I simply don’t understand the opposition to vaccination. Vaccination is one of the greatest success stories of modern medicine. It's all "natural," and uses the body's own healing power. It's the only form of "homeopathy" that actually works: a little bit of a substance now protects you from a fatal dose later. It could only be better if somehow you could combine it with crystal therapy, right? I suspect the only reason vaccination is rejected by alternative medicine is because it actually works…
When my children were first immunized, I was amazed by the depth of my feelings of overwhelming gratitude toward everyone who had helped develop the vaccines, from Pasteur, Salk, and Maurice Hilleman (look him up if you don't recognize the name) to the nameless technician who put the vaccine in the vial. They had spent their lives (in fact some had lost their lives from the diseases they studied) to protect MY kids from an early death. Two hundred years before, my kids could easily had died before their first birthday, choking their lives out from diphtheria, or stricken by tetanus, but now they were safe. They were safe because of a 150 years of rationality and the scientific method. Before I had children, I knew all that intellectually, but it really affected me viscerally only after I had my kids.
It truly upsets me when I hear the old, regurgitated lies and twisted factoids trotted out from the anti-vaccine sites. "Measles is no worst than the common cold." "No one gets that anymore." "It was only improved hygiene, not vaccinations that improved our life span." "Would you want to put mercury and cells from dead babies in you?"

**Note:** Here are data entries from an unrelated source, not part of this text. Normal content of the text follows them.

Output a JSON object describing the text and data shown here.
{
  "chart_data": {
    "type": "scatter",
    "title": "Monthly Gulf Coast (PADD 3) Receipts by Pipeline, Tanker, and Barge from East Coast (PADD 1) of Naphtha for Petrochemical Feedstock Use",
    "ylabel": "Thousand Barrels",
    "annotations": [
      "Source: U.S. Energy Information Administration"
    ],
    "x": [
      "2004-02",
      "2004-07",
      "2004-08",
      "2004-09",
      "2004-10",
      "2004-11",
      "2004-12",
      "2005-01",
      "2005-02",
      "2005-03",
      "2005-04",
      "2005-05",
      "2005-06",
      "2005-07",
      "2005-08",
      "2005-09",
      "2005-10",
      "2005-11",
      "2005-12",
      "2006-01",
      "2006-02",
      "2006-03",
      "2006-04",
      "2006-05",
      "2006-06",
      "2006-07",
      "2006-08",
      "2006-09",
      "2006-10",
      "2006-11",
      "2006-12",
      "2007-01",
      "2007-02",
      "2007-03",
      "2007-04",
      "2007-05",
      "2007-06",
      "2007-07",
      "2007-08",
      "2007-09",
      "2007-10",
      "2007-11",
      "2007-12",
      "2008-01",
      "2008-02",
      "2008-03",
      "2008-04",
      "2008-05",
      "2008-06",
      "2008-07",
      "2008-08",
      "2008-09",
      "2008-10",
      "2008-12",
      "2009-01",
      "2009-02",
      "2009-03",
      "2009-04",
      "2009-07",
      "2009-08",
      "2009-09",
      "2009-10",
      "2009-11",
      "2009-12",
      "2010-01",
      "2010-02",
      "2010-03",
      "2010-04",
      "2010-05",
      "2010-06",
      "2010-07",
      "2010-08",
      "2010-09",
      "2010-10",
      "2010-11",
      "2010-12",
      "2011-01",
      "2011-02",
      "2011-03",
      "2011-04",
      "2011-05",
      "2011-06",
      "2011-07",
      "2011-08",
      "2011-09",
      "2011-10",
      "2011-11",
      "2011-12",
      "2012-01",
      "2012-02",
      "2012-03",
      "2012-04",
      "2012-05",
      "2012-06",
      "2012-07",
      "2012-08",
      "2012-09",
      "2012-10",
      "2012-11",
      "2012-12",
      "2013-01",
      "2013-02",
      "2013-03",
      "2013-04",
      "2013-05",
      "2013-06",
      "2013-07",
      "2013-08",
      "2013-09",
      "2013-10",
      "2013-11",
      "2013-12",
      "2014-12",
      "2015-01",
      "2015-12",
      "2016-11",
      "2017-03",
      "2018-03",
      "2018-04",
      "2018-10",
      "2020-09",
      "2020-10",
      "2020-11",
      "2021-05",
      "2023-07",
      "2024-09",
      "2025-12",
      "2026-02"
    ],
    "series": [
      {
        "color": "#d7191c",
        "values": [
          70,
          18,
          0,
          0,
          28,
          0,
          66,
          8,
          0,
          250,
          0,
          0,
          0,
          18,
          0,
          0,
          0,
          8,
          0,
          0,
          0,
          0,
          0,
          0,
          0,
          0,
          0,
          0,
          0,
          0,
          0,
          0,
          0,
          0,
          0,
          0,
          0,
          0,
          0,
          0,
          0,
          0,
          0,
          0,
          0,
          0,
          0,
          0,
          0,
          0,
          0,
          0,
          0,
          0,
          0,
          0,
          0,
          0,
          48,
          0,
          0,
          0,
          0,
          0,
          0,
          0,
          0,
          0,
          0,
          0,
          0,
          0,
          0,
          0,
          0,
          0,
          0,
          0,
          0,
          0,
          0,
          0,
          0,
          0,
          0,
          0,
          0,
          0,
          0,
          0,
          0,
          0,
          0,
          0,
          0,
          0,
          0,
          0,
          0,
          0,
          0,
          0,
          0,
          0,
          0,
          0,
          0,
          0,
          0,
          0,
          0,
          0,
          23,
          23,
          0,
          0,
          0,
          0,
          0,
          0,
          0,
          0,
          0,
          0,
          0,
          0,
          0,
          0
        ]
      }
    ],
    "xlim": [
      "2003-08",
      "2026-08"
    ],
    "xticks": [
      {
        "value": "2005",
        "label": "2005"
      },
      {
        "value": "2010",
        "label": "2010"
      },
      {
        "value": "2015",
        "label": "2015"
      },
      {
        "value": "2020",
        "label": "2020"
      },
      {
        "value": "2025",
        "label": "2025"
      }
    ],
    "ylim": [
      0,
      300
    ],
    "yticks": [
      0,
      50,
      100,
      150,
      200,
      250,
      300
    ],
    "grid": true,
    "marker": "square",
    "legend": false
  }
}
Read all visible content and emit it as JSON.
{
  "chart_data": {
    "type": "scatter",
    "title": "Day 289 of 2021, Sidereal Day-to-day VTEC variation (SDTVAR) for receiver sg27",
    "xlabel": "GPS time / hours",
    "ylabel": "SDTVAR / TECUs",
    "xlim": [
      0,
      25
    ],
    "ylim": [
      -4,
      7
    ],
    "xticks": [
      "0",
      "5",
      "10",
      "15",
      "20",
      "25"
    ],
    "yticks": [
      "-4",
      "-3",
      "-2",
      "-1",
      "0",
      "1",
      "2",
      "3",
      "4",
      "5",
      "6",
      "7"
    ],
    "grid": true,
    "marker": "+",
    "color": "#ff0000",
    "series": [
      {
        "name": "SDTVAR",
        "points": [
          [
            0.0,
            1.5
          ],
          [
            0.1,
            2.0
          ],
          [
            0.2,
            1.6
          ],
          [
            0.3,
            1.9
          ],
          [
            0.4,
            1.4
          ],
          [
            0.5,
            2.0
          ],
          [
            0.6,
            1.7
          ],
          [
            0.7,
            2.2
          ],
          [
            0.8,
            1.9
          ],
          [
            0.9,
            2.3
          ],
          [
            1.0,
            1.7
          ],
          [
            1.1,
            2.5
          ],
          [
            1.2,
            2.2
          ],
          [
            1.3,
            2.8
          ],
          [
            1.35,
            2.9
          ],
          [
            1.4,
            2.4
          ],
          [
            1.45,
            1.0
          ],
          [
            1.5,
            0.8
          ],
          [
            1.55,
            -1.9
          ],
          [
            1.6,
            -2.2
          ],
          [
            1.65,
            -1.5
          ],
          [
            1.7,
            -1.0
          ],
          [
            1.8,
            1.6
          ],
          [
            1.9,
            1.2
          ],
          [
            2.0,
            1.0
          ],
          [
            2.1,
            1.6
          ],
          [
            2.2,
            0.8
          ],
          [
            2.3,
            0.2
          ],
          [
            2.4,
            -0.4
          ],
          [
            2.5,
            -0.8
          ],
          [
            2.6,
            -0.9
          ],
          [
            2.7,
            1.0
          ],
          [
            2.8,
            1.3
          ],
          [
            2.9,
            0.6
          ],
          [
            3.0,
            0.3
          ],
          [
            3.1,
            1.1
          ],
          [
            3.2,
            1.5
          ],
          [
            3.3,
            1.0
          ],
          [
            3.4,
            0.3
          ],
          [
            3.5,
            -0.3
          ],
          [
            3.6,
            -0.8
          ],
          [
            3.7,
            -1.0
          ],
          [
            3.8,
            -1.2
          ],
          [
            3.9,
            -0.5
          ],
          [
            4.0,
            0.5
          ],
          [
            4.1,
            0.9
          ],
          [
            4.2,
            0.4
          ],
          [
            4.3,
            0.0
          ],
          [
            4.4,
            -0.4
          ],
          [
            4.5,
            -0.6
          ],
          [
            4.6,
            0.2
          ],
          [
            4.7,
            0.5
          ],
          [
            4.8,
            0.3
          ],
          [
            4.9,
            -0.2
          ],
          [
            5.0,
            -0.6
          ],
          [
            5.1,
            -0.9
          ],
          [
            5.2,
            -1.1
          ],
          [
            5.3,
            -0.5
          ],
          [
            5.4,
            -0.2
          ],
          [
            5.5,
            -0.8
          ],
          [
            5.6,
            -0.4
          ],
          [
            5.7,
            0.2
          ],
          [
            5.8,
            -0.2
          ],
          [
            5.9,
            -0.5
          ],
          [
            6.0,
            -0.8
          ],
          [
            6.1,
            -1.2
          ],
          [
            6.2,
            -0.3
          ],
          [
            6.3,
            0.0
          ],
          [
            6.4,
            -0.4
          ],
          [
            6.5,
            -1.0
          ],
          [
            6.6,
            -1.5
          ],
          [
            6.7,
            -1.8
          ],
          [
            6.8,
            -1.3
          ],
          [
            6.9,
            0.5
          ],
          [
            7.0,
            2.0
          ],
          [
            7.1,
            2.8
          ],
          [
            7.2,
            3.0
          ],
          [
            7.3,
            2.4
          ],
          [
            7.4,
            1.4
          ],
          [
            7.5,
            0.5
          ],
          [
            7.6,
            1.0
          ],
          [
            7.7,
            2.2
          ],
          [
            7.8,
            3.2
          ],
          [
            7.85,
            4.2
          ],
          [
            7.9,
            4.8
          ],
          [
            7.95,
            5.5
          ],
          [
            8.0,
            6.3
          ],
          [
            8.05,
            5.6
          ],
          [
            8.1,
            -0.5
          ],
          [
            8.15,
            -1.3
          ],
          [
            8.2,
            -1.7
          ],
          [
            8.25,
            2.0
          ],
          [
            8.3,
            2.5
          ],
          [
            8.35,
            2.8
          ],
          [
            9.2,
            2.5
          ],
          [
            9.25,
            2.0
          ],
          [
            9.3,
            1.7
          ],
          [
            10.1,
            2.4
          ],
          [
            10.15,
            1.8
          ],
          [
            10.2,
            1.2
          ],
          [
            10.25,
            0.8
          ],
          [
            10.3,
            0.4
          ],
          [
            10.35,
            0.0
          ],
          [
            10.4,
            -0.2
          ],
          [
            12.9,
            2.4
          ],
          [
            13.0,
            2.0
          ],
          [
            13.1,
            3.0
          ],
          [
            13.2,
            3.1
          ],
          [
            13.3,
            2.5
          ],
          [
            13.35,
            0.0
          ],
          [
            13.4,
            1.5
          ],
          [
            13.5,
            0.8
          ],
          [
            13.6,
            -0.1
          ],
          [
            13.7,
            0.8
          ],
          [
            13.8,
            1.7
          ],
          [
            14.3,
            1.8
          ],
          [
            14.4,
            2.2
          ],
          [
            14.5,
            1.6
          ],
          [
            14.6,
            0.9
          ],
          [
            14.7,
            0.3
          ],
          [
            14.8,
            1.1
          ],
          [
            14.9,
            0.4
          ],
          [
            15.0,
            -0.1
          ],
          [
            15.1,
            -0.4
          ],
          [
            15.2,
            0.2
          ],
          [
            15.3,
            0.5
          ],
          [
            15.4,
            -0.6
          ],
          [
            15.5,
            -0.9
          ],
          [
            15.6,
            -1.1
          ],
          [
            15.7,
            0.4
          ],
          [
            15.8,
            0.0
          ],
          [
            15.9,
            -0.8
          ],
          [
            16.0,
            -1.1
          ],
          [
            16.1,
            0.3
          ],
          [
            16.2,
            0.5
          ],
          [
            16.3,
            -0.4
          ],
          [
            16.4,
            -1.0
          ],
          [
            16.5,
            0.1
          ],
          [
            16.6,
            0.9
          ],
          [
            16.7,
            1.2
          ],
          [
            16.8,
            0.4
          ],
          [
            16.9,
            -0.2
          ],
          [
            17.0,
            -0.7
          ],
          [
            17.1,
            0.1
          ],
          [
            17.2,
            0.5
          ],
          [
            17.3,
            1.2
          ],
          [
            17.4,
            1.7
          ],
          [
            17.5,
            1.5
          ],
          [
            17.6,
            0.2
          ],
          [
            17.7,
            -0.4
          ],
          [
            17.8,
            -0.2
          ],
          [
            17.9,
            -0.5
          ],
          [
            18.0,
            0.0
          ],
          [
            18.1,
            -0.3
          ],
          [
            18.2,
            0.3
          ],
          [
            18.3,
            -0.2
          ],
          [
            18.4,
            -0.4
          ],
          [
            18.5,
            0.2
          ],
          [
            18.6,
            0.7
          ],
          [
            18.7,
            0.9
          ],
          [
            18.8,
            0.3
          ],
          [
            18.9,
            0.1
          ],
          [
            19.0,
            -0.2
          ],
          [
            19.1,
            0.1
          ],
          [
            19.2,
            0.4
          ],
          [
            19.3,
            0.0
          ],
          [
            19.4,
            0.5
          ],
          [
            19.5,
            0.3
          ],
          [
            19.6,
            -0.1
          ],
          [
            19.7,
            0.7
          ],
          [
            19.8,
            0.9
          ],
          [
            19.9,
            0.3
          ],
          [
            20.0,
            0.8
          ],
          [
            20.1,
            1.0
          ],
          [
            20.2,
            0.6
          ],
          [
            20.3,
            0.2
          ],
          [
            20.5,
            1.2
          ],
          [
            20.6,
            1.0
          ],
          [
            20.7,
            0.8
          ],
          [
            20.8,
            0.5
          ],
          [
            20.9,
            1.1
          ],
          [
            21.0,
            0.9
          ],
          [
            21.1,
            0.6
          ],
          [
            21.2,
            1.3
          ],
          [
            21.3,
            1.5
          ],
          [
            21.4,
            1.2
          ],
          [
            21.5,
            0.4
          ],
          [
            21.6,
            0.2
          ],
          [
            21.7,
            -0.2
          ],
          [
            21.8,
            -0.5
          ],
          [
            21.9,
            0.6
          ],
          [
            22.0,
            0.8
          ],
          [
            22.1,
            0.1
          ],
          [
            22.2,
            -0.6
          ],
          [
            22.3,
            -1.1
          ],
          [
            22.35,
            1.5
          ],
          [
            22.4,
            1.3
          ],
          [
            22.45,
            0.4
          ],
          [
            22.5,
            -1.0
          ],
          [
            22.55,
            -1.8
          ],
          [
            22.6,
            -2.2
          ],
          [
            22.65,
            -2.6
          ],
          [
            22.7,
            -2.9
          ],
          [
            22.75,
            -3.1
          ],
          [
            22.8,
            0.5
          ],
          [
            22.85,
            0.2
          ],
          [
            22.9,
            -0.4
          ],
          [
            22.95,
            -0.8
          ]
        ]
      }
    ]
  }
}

I know what the world was like before vaccines. I know from the actual history and scientific reports. I don't need to take "Big Pharma's" word for it. I know from my own relatives what it was like as little as 60 years ago, when polio stalked the cities every summer, and the news would spread around the neighborhood when Johnny, the kid around the corner, came down with a headache, fever, and muscle pains. The questions would be asked from parent to parent. "Does Johnnie have polio?" "Will he recover with only a limp?" "Will he be in an iron lung for the rest of their life?" And the most frightening question of all to a parent, "When did Johnny last play with MY child?"
By the time I was born, Salk and Sabin, and all those researchers and doctors who came before them, had saved us from that. Vaccines aren't perfect. Several of the early vaccines had unintended viral contaminants. Some of the early Sabin vaccines were not quite attenuated enough and caused a few cases of polio. But they saved so many, many more people than they hurt. Which is the opposite of what can be said of the anti-vaccination movement.